The good old Hubble is approaching its retirement, as it will be replaced by the next-generation James Webb Space Telescope. After a glorious career of three decades, the Hubble Space Telescope operated by NASA and ESA still has plenty to prove.
Hubble is proud to present a fresh image of a globular star cluster known as NGC 1805. Feel free to check it our below:
More info needed about the evolution of stars
Beautiful clusters like NGC 1805 could provide more info for the evolution of stars.
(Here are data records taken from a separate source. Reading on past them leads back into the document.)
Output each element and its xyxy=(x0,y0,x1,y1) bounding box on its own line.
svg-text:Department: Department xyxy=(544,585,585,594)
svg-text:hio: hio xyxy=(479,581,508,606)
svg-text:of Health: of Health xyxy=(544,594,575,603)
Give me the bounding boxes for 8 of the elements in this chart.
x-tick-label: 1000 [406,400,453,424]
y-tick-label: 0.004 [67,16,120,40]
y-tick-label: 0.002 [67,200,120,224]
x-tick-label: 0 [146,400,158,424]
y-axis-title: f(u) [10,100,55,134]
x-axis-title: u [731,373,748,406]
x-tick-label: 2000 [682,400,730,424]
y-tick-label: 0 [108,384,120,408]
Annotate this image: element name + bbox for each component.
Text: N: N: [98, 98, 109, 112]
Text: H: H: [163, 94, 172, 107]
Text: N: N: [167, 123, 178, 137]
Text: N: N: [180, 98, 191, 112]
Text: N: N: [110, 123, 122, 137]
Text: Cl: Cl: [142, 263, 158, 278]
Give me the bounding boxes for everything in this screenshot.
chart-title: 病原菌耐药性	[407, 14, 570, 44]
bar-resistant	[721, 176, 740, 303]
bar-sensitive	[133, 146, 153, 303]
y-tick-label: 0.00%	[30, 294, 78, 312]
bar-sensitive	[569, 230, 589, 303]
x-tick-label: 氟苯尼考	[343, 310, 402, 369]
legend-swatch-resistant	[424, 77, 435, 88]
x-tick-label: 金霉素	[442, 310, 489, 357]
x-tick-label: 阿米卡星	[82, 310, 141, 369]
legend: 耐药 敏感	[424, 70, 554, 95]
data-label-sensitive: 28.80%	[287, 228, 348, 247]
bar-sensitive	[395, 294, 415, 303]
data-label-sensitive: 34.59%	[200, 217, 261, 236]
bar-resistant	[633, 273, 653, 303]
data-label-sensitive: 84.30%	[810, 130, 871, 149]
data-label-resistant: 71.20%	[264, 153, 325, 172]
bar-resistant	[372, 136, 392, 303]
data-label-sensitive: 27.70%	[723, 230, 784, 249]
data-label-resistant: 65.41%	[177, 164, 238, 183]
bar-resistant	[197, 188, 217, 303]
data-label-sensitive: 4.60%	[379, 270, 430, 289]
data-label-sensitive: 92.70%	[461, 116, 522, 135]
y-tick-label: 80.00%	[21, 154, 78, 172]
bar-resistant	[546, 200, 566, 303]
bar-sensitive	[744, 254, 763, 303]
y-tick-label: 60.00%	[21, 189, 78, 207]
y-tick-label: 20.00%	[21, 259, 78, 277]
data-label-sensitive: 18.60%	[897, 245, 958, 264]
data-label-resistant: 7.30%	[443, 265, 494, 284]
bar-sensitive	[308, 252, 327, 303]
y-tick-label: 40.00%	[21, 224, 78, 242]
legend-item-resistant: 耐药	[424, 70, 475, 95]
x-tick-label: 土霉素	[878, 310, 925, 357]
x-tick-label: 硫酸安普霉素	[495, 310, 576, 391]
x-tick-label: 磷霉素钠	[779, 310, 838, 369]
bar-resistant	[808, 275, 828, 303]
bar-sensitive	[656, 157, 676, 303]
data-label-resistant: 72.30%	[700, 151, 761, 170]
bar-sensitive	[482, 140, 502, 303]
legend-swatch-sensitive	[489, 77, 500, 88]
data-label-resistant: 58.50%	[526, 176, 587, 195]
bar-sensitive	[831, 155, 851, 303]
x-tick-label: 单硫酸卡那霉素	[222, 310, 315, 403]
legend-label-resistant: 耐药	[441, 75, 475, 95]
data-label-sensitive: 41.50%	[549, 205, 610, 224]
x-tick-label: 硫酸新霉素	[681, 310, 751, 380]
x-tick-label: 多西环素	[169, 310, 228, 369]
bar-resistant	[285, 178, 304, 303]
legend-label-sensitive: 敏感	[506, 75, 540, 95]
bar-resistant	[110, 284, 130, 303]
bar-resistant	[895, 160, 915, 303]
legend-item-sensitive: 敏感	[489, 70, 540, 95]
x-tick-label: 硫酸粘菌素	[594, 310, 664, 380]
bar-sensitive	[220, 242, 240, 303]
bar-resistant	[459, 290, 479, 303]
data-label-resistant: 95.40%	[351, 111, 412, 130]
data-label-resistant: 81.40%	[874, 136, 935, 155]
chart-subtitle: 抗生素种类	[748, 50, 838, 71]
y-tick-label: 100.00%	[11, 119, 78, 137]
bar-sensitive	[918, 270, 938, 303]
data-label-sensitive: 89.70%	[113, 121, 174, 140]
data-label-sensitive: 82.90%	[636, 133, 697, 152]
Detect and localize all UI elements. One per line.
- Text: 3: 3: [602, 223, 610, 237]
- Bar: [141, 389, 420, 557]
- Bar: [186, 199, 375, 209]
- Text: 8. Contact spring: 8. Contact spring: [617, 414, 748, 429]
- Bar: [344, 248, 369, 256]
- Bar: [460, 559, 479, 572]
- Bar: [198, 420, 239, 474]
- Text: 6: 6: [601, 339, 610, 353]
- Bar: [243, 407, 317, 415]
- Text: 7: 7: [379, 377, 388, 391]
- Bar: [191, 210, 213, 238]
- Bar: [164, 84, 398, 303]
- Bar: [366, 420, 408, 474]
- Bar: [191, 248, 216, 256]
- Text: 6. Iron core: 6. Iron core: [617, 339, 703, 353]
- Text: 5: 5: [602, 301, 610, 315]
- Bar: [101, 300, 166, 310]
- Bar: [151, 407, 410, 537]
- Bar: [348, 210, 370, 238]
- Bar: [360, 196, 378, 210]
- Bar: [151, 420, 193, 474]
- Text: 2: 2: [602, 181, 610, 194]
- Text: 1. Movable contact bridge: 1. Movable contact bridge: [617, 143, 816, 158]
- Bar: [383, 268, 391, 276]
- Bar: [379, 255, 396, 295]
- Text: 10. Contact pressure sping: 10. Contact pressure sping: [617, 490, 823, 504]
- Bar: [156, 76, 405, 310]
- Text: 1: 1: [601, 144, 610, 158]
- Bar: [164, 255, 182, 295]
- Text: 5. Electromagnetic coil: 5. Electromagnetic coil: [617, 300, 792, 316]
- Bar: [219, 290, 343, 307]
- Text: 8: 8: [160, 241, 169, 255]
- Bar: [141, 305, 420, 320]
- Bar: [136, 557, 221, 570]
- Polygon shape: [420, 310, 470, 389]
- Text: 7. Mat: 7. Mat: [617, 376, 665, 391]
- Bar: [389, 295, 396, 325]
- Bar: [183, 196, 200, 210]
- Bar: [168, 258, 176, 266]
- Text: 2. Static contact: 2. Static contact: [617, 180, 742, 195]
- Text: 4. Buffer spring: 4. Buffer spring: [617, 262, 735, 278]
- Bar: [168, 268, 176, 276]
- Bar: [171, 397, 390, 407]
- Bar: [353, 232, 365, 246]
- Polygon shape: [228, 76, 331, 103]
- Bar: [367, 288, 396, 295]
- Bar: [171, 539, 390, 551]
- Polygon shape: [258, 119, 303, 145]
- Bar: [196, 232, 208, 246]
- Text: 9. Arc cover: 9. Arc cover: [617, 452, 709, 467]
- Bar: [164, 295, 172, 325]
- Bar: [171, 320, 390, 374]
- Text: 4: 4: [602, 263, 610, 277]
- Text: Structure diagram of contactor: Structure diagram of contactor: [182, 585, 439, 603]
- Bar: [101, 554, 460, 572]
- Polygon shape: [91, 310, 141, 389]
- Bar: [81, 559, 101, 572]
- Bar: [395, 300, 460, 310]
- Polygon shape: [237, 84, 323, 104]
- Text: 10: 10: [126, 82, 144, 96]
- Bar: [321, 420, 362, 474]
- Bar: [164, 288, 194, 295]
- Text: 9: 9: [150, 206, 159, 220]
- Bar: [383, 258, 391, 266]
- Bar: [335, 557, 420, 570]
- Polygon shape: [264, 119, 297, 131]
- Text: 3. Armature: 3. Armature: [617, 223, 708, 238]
Regardless of what some scientists want us to believe, there are always new things to learn about the Universe in general and about stars in particular.
“Usually, globular clusters contain stars which are born at the same time; however, NGC 1805 is unusual as it appears to host two different populations of stars with ages millions of years apart,” the team in charge of Hubble explains.
“Observing such clusters of stars can help astronomers understand how stars evolve, and what factors determine whether they end their lives as white dwarfs, or explode as supernovae.”
The star cluster NGC 1805 is located in the Large Magellanic Cloud, a satellite galaxy of the Milky Way located 158,200 light-years away from Earth. By comparison, the diameter of the Milky Way measures 100,000 light-years across. The Large Magellanic Cloud contains ‘only ‘about 30 billion stars, which is an uninteresting number compared to the amount of stars from our own galaxy: between 100 billion and 200 billion. Furthermore, scientists estimate that most stars in the Universe have planets orbiting around them, which means that the chances for alien life are sky-rocking if we only consider this aspect.
At a distance of about 163,000 light-years away, the Large Magellanic Cloud is the second- or third-closest galaxy to our own, after the Sagittarius Dwarf Spheroidal and the possible dwarf irregular galaxy Canis Major Overdensity.